Se la strada verso il puro colore è iniziata nel Medioevo, Mark Rothko (1903-1970) diede il suo personale contributo a questo percorso rinunciando alla linea e alla forma in nome di un’assoluta contemplazione.
La linea ingarbuglia l’occhio e lo strappa via dal colore. Un tentacolo segnico che distoglie l’attenzione dal mare cromatico attirando a sé tutto il valore che l’osservatore riversa sul quadro. Si tratta di un principio embrionale di mondo che si inserisce nella dimensione ideale del tessuto coloristico puro. Il tratto si propone in modo irreversibile come elemento catalizzante e propedeutico alla costruzione di una figura. Per questo Mark Rothko dovette abbandonarlo per immergersi nella sua arte. Nonostante l’artista statunitense non si sia mai distinto per il tratto definito, la totale rinuncia al segno è stata propedeutica per il passaggio a un codice astratto che esaltasse i valori a lui più cari. Pensiamo, per esempio, alla fascinazione cromatica.

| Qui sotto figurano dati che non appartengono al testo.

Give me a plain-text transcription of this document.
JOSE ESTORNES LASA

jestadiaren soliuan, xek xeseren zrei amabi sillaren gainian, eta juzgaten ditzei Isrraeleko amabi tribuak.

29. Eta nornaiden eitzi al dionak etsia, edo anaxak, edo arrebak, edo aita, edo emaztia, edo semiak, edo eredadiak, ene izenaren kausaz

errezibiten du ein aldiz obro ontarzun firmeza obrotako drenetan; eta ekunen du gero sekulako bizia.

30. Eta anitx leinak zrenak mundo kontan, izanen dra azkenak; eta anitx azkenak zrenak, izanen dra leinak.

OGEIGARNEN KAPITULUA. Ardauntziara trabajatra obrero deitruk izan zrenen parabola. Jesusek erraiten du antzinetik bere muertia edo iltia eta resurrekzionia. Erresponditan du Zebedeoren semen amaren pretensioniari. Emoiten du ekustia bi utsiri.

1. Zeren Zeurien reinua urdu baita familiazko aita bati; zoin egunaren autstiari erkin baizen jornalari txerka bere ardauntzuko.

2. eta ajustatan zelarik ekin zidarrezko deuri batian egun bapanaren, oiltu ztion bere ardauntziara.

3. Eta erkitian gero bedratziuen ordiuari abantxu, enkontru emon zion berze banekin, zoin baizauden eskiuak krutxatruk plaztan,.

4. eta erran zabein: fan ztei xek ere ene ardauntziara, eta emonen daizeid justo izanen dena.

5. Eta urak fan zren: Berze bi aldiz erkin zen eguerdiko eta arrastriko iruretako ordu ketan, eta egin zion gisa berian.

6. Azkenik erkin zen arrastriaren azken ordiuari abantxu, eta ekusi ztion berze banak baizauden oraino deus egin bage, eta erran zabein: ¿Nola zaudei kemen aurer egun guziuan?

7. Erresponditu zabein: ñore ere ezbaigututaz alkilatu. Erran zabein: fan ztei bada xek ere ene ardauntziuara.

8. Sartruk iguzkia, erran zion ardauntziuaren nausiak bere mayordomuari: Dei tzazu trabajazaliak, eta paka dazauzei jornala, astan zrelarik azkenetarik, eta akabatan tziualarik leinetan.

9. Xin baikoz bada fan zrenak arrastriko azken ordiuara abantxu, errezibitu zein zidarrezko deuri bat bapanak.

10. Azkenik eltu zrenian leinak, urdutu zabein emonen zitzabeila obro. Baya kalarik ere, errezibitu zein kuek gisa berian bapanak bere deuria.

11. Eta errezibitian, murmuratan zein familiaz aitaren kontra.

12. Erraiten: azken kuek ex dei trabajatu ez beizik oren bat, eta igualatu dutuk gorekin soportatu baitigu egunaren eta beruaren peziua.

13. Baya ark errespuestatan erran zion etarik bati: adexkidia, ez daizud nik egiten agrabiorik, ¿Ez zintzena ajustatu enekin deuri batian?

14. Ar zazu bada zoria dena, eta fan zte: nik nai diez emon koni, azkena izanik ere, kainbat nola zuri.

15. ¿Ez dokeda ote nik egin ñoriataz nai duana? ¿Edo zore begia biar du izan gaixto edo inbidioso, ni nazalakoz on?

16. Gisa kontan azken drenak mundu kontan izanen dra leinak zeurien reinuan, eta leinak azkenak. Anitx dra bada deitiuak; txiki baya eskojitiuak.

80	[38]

I colori giocano sulla psiche umana un ruolo di cui non sempre abbiamo coscienza. L’immergersi in una tonalità particolare agisce sul nostro tono emotivo in modo particolare, veicolando (im)precisi valori sentimentali. Soffuso, soprattutto ai confini, il colore si distribuisce sulla tela come una pianura pulsante e si inabissa senza fine verso le profondità dello spirito. Non c’è una linea che increspi la superficie magmatica delle stesure di colore di Rothko, silenziose nella forma ma evocative nella loro sostanza ineffabile. Eppure talvolta sembra di scorgere, meglio se ci si imbatte nell’opera senza preavviso, un imprecisato barlume di figura: forse una porta, delle finestre, un cancello. Forse perché per la maggior parte delle persone i dipinti di Rothko hanno rappresentato un varco. Splendide soglie cromatiche in grado di farsi passaggio ininterrotto da interno ad esterno: prima l’occhio esce da sé per immergersi nella distesa cromatica; subito dopo, ciò che non sa è che, una volta dentro quella non-realtà, è subito destinato a fare ritorno nello spirito che l’ha spinto a evadere.
Queste atmosfere sensibili anche se non esperibili sono porte verso una conoscenza, forse auto-conoscenza, mai rintracciata prima. In quel soffio di pittura si nasconde il mistero di quello che è lontano, remoto, perso nella dimensione di ciò che non si può comprendere. Ma nello spazio del quadro sembra che una verità ci si faccia prossima lasciando cadere il velo d’ombra che ci avvolge gli occhi e lo spirito. Siamo al principio di una catarsi dove il colore portavoce di una condizione priva di regole e sistemi, dove il nulla ci avvolge e ci introduce al tutto. Del resto il compito dell’artista non è riempire il vuoto, ma crearlo.
E Mark Rothko trova il vuoto nella profonda piattezza di un colore infinito. Non ci è dato sapere quanto l’artista abbia guardato alla pittura medievale e all’origine della storia dell’arte occidentale, ma è indubbio che la connessione con la storia mosaicista sia presente. L’idea di uno stile coloristico puro trova le sue radici in area bizantina, dove per esprimere il mondo non serviva altro che una distesa variegata di colore. La forme si delineavano per sovrapposizione di frammenti cromatici differenti, che allacciandosi creavano le differenze visive utili a distinguere i profili. Non vi era però linea ad inquinare la sinfonia di colori, unici protagonisti di una prospettiva considerata forse rudimentale, ma certamente evocativa.
Se già in epoca bizantina al colore veniva affidata un’importanza così elevata da poter annullare la linea, Rothko – come anche altri artisti a loro tempo – ha portato all’estremo questa fascinazione espandendo il manto cromatico fino a sovrastare ogni figura. Che si guardi alle sue composizioni come estensione di una sezione cromatica o come piccolo dettaglio di una visione più complessa, è indubbio che a queste debba essere dedicata una speciale contemplazione. Nella più totale chiarezza espositiva – tutto è nient’altro che colore – l’artista credette di aver intravisto la risposta a drammi indicibili. Se lui non alla resa dei conti non la trovò mai, noi ancora abbiamo la possibilità di cercarla nelle profondità dei quadri mistici.